4. Finding Secure Employment  

A man and woman look at a notebook in a veterinary store.
Jeanne d’Arc Musanganyimana, right, conducts bookkeeping at COVIFALIRU with a co-worker. Photo by Jacques Nkingzingabo/Heifer International.

Finding secure and meaningful work opportunities isn’t easy, especially for youth living in rural areas where most jobs revolve around agriculture.  

Around the world, Heifer’s support connects young people like Jeanne d’Arc Musanganyimana to cooperatives and job opportunities. A young mother living in Rwanda, Jeanne turned her life around when she was hired as an accountant by an agrovet company started by Heifer-trained veterinary workers. Before this job, she spent three years doing irregular work and barely making ends meet.   

“Before joining this company, I didn’t have any source of income apart from working [in] casual construction, which was not regular,” said Jeanne. “When I got this job and started getting a salary, life started getting better.” 

5. Accessing Financial Tools  

A woman stands in front of a sign in a bank.
Victorine Odero is the manager of Siaya Seed Savings and Credit Cooperative in Kenya. Photo by Gaitano Productions.

Financial literacy, savings and loans are critical links to growth for smallholder farmers. But for many, financial skills and resources are out of reach. To address the gaps, Heifer supports farmer-run savings and credit cooperatives to connect farmers to the tools they need to realize a stronger financial future.  

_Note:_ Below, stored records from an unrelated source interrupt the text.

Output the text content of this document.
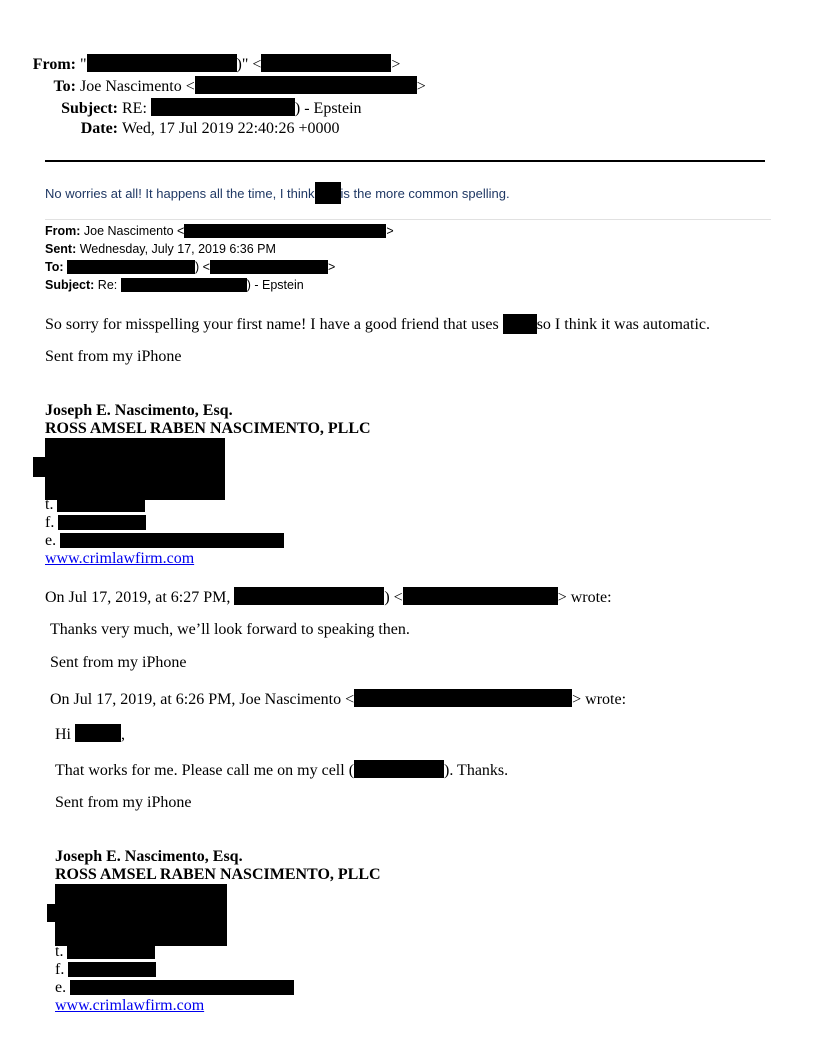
From: "	)" <	>
To: Joe Nascimento <	>
Subject: RE:	) - Epstein
Date: Wed, 17 Jul 2019 22:40:26 +0000
No worries at all! It happens all the time, I think is the more common spelling.
From: Joe Nascimento <	>
Sent: Wednesday, July 17, 2019 6:36 PM
To:	) <	>
Subject: Re:	) - Epstein
So sorry for misspelling your first name! I have a good friend that uses so I think it was automatic.
Sent from my iPhone
Joseph E. Nascimento, Esq.
ROSS AMSEL RABEN NASCIMENTO, PLLC
t.
f.
e.
www.crimlawfirm.com
On Jul 17, 2019, at 6:27 PM,	) <	> wrote:
Thanks very much, we’ll look forward to speaking then.
Sent from my iPhone
On Jul 17, 2019, at 6:26 PM, Joe Nascimento <	> wrote:
Hi	,
That works for me. Please call me on my cell (	). Thanks.
Sent from my iPhone
Joseph E. Nascimento, Esq.
ROSS AMSEL RABEN NASCIMENTO, PLLC
t.
f.
e.
www.crimlawfirm.com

In Kenya, for example, Heifer supported Victorine and the savings and credit cooperative she runs to expand into the poultry business and broaden its scope of services to local poultry farmers. The group offers loans to members at reasonable rates and provides financial literacy, savings and finance management training.  

“I’ve seen a woman come from not having any shelter and living in a deteriorating condition to, after two or three years, becoming empowered because of [our] support,” Victorine said. “I wake up each day to ensure more people are empowered.” 

6. Sourcing Water for Irrigation 

A woman sprays water from a hose on a field of vegetables.
Tara Devi Mohato uses water from a shallow well to irrigate her vegetable fields in rural Nepal. Photo by Narendra Shrestha/Heifer International.

Many smallholder farmers depend on rainfall to irrigate their crops. But as droughts and delayed rains become increasingly common, the consequences for food producers are huge: without rain, production drops, prices rise and farmers struggle to make a Sustainable Living Income. 

In Nepal, Heifer is installing wells to build farmers’ resilience and bring water to the waterless. For Tara Devi Mahato, a vegetable farmer in the southeastern village of Pashupatinagar, the well now provides water year-round, allowing her to lead a more resilient, dignified life. 

“Rain patterns can either make or break us,” Tara said, recalling a recent dry spell that killed her chili plants and the days she’d spend praying to rain gods, hopeful for a cloud or two. “Water is so precious. I could not make a living if the rains were delayed.”